Yahoo – AFP,
Lachlan CARMICHAEL, September 20, 2018
 |
Kurz said the EU leaders meeting in Salzburg had backed the plan (AFP Photo/ Christof STACHE) |
Salzburg
(Austria) (AFP) - EU leaders vowed Thursday to intensify talks with Egypt and
other North African countries on how to curb flows of illegal migrants to
Europe and to fight those who traffic them.
European
Council President Donald Tusk said the leaders meeting in the Austrian city of
Salzburg have also agreed to attend a summit with their Arab counterparts in
February to tackle migration, among other issues.
Austrian
Chancellor Sebastian Kurz said all EU leaders backed the plan to engage more
with North African Arab countries and noted that Egypt, at least, is
"ready to intensify talks with the European Union".
"I
believe that this will be an important further step in the fight against
illegal migration, but above all also in the fight against the business of
traffickers," Kurz told reporters earlier.
Taking the
lead in the negotiations will be Tusk, who chairs European summits, and Kurz,
whose country currently holds the EU's sixth-month rotating presidency.
Kurz said
the talks would also focus on economic development, echoing an EU approach with
sub-Saharan Africa to ease the poverty that often drives migration.
The EU has
previously struck cooperation deals with both Turkey and Libya, whose coast
guard officers are trained by the Europeans to stop migrant sea crossings.
The deals
with the two gateway countries have helped to cut migration to Europe sharply
since a 2015 peak, but the bloc wants to expand work with all north African
countries.
The
28-nation bloc is increasingly focusing on less controversial plans to bolster
its external borders, but sharp splits persist over redistributing asylum
seekers who make it to Europe.
Egypt's
foreign ministry confirmed Thursday it has proposed hosting an EU-Arab League
summit on a range of issues, including migration, but did not mention a date.
The
Cairo-based Arab League includes North African countries Egypt, Libya, Tunisia,
Algeria and Morocco as well as those in the Middle East and Gulf.
'Efficient'
Egypt
Kurz, who
visited Egypt with Tusk on Sunday, said Cairo has been "efficient" in
the last two years in preventing boats from leaving its shores or forcing them
back when they did.
EU sources
told reporters that Egypt has set a high bar in fighting traffickers and
smugglers, which could be emulated by other North African countries.
Tusk said
he will have more talks with Egyptian President Abdel Fattah al-Sisi on Sunday.

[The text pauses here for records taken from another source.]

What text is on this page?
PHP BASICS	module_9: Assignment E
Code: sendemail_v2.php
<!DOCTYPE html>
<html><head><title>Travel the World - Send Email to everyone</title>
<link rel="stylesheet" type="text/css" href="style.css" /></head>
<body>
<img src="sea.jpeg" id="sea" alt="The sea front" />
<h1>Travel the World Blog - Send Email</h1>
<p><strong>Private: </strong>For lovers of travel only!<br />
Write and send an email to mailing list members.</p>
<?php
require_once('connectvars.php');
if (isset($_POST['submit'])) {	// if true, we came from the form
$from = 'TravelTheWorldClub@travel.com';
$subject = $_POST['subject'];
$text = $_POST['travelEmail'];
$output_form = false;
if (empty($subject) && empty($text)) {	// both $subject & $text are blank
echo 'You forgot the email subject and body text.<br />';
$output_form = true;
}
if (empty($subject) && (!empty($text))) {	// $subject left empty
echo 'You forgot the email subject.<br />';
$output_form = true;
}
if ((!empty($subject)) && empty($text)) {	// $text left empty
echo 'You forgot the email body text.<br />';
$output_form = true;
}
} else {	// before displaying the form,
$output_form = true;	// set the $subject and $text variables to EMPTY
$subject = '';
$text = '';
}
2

Both are due to attend the UN General Assembly in New York at the weekend.
Tusk called
the informal Salzburg summit in a bid to defuse simmering tensions over
migration.
Since the
summer, Italy has repeatedly turned away rescue ships carrying hundreds of
African migrants to force other EU member countries to share responsibility for
them.
The
migrants were finally relocated to member states and non-member Albania on an
ad-hoc basis, but EU countries have for years found an overall relocation plan
elusive.
EU
diplomats said it will also take time to develop proposals agreed at a June
summit to set up centres in Europe and North Africa to separate genuine
refugees from economic migrants who can be deported.
The
officials say Brussels is not asking Egypt to host a disembarkation platform,
which it opposes.
EU
diplomats said disembarkation platforms could be part of a broader package,
including improved trade, for North African countries.
Kurz, whose
government takes a harder line on migration, said more EU leaders realise that
tougher external borders rather than "sharing refugees" were the
solution.
Hurdle of
resistance
The EU is
still confronted with the refusal of Hungary and other former communist eastern
countries to admit migrants, particularly from Muslim countries.
But Italian
Prime Minister Giuseppe Conte said frontline countries like Italy have not
given up on a scheme to redistribute the asylum seekers who arrive on their
shores among other bloc members.
Italy's
defence minister Elisabetta Trenta said meanwhile her country's military
mission to Niger had finally received the parliament's green light to start
helping authorities in that African transit country to check migration.
Kurz added
that a proposal to boost the European border and coast guard agency from 1,300
agents to 10,000 from 2020 still faced resistance from member states reluctant
to yield sovereign powers over migration.
Officials
in Brussels have proposed the guards have greater powers to intervene, albeit
under the authority of member states.